Jodi-Ann Gilpin, Gleaner Writer
National Coordinator of the Safe Schools Programme Sergeant Coleridge Minto is making a strong appeal to schools to inspect vendors who operate on their premises, revealing that they have, to some extent, contributed to violent incidents.
The sergeant, who was speaking against the background of the alarming increase in school violence last academic year, said the Safe Schools Branch would be putting measures in place to address the issue.
"Ongoing investigations and information reaching us thus far is that they (vendors) are the ones, in some cases, hiding and providing weapons for students," he told The Gleaner.
"Some of them are selling things under cover for the students and, overall, what we found with our vendors have been of concern for us."
He pointed out, however, that other factors contributed to school violence.

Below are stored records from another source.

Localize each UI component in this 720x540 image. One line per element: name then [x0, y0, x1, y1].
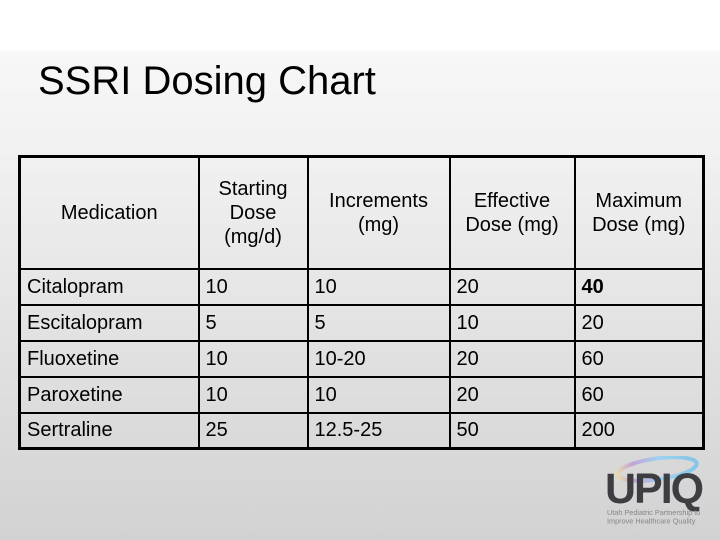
dose-value-cell: 5 [306, 303, 451, 342]
column-header: Effective Dose (mg) [448, 155, 576, 270]
column-header: Starting Dose (mg/d) [197, 155, 309, 270]
ssri-dosing-table: Medication Starting Dose (mg/d) Increments… [18, 155, 705, 450]
dose-value-cell: 12.5-25 [306, 411, 451, 450]
dose-value-cell: 5 [197, 303, 309, 342]
dose-value-cell: 10 [197, 339, 309, 378]
medication-cell: Sertraline [18, 411, 200, 450]
dose-value-cell: 60 [573, 339, 705, 378]
upiq-logo: UPIQ Utah Pediatric Partnership to Impro… [606, 456, 705, 526]
dose-value-cell: 10 [306, 375, 451, 414]
dose-value-cell: 10-20 [306, 339, 451, 378]
dose-value-cell: 10 [197, 267, 309, 306]
dose-value-cell: 25 [197, 411, 309, 450]
dose-value-cell: 20 [448, 267, 576, 306]
slide-title: SSRI Dosing Chart [38, 59, 376, 103]
logo-acronym: UPIQ [606, 465, 703, 513]
dose-value-cell: 10 [448, 303, 576, 342]
column-header: Maximum Dose (mg) [573, 155, 705, 270]
table-row: Sertraline 25 12.5-25 50 200 [18, 411, 705, 450]
dose-value-cell: 20 [448, 339, 576, 378]
dose-table-body: Citalopram 10 10 20 40 Escitalopram 5 5 10 20 Fluo… [18, 267, 705, 450]
column-header: Medication [18, 155, 200, 270]
medication-cell: Paroxetine [18, 375, 200, 414]
medication-cell: Citalopram [18, 267, 200, 306]
table-row: Escitalopram 5 5 10 20 [18, 303, 705, 342]
dose-value-cell: 10 [197, 375, 309, 414]
medication-cell: Escitalopram [18, 303, 200, 342]
medication-cell: Fluoxetine [18, 339, 200, 378]
dose-value-cell: 200 [573, 411, 705, 450]
dose-value-cell: 10 [306, 267, 451, 306]
table-row: Fluoxetine 10 10-20 20 60 [18, 339, 705, 378]
column-header: Increments (mg) [306, 155, 451, 270]
dose-value-cell: 60 [573, 375, 705, 414]
logo-tagline-line2: Improve Healthcare Quality [607, 517, 696, 526]
logo-tagline-line1: Utah Pediatric Partnership to [607, 508, 700, 517]
table-row: Citalopram 10 10 20 40 [18, 267, 705, 306]
dose-value-cell: 40 [573, 267, 705, 306]
logo-swirl-icon [615, 456, 699, 483]
dose-value-cell: 20 [573, 303, 705, 342]
dose-table-header-row: Medication Starting Dose (mg/d) Increments… [18, 155, 705, 270]
dose-value-cell: 20 [448, 375, 576, 414]
dose-value-cell: 50 [448, 411, 576, 450]
table-row: Paroxetine 10 10 20 60 [18, 375, 705, 414]
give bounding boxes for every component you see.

"Blame is not squarely with vendors. It's about trying to see how we can regulate them," he declared.
Clayton Hall, principal of the Spanish Town High School and former president of the Jamaica Teachers' Association (JTA), has attested to the fact that some vendors have posed a threat to the safety of students.
"The issue is definitely a problem. It is one of those situations where vendors have been known to hoard weapons on behalf of students because students know they will be searched, and as soon as a fracas develops, weapons are brought into play," he told The Gleaner.
"We have, however, sought to mitigate the problem with the assistance of the constabulary and the Safe Schools Programme to see how best we can facilitate our vendors, but if ever we get back to a stage where they (vendors) are condoning violent practices, we will be using all available resources to stop it," Hall said.